Fine Arts Come to Life at Trinity Camp

Fine Arts Come to Life at Trinity Camp

by Marianne Uhl, Member,  Trinity Episcopal Church, Sonoma

Unique, Week-Long Classes Expose Sonoma Youngsters to Classic Arts and Artists

Classic, fine art and European artists who are recognized as giants of Western Culture, were brought to life for five-to eleven year old students, during a week-long series of arts classes held at Trinity Episcopal Church in Sonoma this June. The curricula blended historical instruction with hands-on, kid-friendly projects inspired by the master artists. It featured daily “visits” to European countries and with the artists, as well as opportunities to emulate their styles and works. The visits included: Monday to Italy, with Michelangelo and Leonardo Da Vinci; Tuesday and Wednesday to France, with Vincent Van Gogh, Henri Matisse, Claude Monet and Edgar Degas; Thursday to Spain, with Pablo Picasso and El Greco; and Friday student's learned about the masters' cross-culture influence on American artists such as Georgia O’Keeffe, Andy Warhol and Jackson Pollock. “It was a marvelous experience,” said Trinity Sunday School Coordinator, Sally Thomas.“We had the opportunity to expose kids from our parish, and their friends, to the ‘Old Masters,’ and in the process maybe produce a generation of our own, home-grown ‘New Masters’!”

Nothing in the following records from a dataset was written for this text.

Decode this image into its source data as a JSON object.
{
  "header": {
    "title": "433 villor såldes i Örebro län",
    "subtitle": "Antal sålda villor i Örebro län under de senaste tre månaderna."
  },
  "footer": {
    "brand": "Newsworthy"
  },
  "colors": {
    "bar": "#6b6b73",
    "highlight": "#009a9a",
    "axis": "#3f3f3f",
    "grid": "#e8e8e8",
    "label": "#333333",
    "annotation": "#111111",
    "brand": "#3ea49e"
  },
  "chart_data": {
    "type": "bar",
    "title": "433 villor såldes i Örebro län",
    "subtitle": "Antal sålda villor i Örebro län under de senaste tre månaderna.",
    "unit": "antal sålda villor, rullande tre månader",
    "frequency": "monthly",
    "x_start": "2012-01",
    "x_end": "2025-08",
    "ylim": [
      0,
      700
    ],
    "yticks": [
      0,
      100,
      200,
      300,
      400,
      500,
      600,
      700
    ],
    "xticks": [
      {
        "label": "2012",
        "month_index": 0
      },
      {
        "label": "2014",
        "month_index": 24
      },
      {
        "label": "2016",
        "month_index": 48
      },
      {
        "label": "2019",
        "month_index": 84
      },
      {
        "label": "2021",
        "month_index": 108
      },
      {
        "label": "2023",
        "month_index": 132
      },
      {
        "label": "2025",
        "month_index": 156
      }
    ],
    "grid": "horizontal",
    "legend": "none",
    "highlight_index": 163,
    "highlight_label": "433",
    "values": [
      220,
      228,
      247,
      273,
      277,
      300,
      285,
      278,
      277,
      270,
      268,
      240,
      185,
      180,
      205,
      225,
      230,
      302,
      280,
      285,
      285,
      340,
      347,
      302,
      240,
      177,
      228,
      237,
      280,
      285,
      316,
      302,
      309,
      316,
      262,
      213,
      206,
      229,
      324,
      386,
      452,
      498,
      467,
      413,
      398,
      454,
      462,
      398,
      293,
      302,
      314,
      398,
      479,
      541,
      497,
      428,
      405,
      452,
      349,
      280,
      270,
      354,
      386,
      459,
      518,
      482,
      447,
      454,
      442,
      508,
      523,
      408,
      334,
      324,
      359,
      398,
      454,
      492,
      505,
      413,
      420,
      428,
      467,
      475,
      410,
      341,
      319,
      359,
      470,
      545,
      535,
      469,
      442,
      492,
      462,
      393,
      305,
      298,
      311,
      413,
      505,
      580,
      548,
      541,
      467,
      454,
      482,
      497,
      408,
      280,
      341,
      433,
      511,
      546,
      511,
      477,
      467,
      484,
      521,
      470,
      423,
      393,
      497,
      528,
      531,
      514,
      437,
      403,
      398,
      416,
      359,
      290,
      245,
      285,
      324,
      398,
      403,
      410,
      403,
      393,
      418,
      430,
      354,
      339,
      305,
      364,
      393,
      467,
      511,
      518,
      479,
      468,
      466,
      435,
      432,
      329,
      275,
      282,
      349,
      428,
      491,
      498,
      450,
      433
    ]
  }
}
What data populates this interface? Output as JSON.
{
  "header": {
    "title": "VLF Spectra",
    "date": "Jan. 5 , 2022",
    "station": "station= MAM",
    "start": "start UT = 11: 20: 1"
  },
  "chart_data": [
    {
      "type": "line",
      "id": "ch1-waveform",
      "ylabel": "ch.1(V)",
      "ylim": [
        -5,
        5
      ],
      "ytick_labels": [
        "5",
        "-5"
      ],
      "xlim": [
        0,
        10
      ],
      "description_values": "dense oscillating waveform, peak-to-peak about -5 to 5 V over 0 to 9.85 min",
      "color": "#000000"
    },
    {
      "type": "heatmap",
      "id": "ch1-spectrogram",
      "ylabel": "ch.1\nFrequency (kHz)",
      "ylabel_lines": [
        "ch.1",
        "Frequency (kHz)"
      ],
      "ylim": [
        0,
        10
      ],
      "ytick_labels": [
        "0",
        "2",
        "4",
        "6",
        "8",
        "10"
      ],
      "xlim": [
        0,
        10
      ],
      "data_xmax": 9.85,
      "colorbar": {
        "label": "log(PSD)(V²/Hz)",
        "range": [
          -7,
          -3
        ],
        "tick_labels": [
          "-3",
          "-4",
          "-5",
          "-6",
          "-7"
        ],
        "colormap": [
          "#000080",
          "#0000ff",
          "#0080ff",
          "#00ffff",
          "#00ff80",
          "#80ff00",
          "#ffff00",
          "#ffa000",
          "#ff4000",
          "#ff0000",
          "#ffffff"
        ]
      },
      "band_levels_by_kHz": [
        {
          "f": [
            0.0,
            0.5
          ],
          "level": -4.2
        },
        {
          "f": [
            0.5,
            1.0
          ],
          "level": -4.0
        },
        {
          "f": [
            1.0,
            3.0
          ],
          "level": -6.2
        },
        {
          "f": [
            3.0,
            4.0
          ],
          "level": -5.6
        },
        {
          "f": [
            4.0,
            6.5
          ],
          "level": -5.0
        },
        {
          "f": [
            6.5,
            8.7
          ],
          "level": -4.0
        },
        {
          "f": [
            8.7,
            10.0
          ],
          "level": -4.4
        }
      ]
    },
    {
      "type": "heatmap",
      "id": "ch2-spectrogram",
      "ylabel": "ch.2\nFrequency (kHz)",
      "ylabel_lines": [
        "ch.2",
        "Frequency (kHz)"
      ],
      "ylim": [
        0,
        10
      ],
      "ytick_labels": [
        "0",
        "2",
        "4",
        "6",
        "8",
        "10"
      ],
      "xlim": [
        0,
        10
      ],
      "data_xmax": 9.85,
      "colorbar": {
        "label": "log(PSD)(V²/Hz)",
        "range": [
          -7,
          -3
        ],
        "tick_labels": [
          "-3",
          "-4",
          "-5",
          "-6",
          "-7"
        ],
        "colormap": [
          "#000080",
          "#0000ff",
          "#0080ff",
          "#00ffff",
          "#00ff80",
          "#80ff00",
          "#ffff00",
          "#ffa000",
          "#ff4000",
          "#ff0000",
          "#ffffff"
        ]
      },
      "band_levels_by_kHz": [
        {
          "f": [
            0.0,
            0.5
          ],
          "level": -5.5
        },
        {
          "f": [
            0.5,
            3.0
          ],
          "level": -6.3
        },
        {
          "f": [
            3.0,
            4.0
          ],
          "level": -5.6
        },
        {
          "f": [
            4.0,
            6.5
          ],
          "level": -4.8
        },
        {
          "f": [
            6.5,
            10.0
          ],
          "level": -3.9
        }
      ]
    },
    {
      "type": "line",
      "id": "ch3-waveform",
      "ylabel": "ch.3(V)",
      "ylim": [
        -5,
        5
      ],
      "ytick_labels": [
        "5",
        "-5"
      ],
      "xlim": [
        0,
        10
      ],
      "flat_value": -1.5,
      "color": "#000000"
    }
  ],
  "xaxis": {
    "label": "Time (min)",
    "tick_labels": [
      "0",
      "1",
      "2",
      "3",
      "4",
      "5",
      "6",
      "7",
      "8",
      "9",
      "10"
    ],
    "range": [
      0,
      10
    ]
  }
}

The program was led by Lori Holmann, who is a Tampa, Florida based retired pre-kindergarten teacher with a BA in Arts Education from Wright State University and GATE graduate studies at the University of South Florida. Ms. Holmann coordinated a similar program during the summer of 2014 for her own grandchildren and their friends in Florida. Ms. Holmann was assisted by her daughter, Mindy Thomas. Ms. Thomas described the curricula to Trinity’s vestry earlier this year, and suggested they consider hosting a trial undertaking in Sonoma. The vestry enthusiastically agreed to the proposal. Mindy Thomas is the daughter-in-law of Trinity, Sonoma Priest-in-Charge, the Rev. Canon Jim Thomas. She is also the host of the morning “Absolutely Mindy” children’s program, on SiriusXM satellite radio.

The Rev. Canon Thomas, himself, got into the mood by playing the role in canonical vestments, of Pope Julius-II (1443-1513), who was the Vatican art patron that commissioned the rebuilding of St. Peter’s Basilica, and Michelangelo’s decoration of the Sistine Chapel. “The Church played a formative role in the art of the Renaissance,” noted the Rev. Canon Thomas. “And we thought it was important for the children to understand that.” Assisted by eight Trinity parishioners, the youngsters had the unique opportunity to replicate painting the ceiling of the Sistine Chapel by painting while lying on their backs, underneath pews in the church sacristy. Beyond the Renaissance, Trinity parishioners also furnished Impressionist and Post-Impressionist atmosphere: performing ballet and tap-dance dance-hall numbers, helping to get students into the mood of the era.

To defray cost of art materials (and snacks), camp students’ families paid $50.00 per child for the hands-on instructional art experience. And at the conclusion of the week-long arts camp, each student artist received a handsome portfolio of their artwork to take home, along with all their smiles and newfound fine arts skills.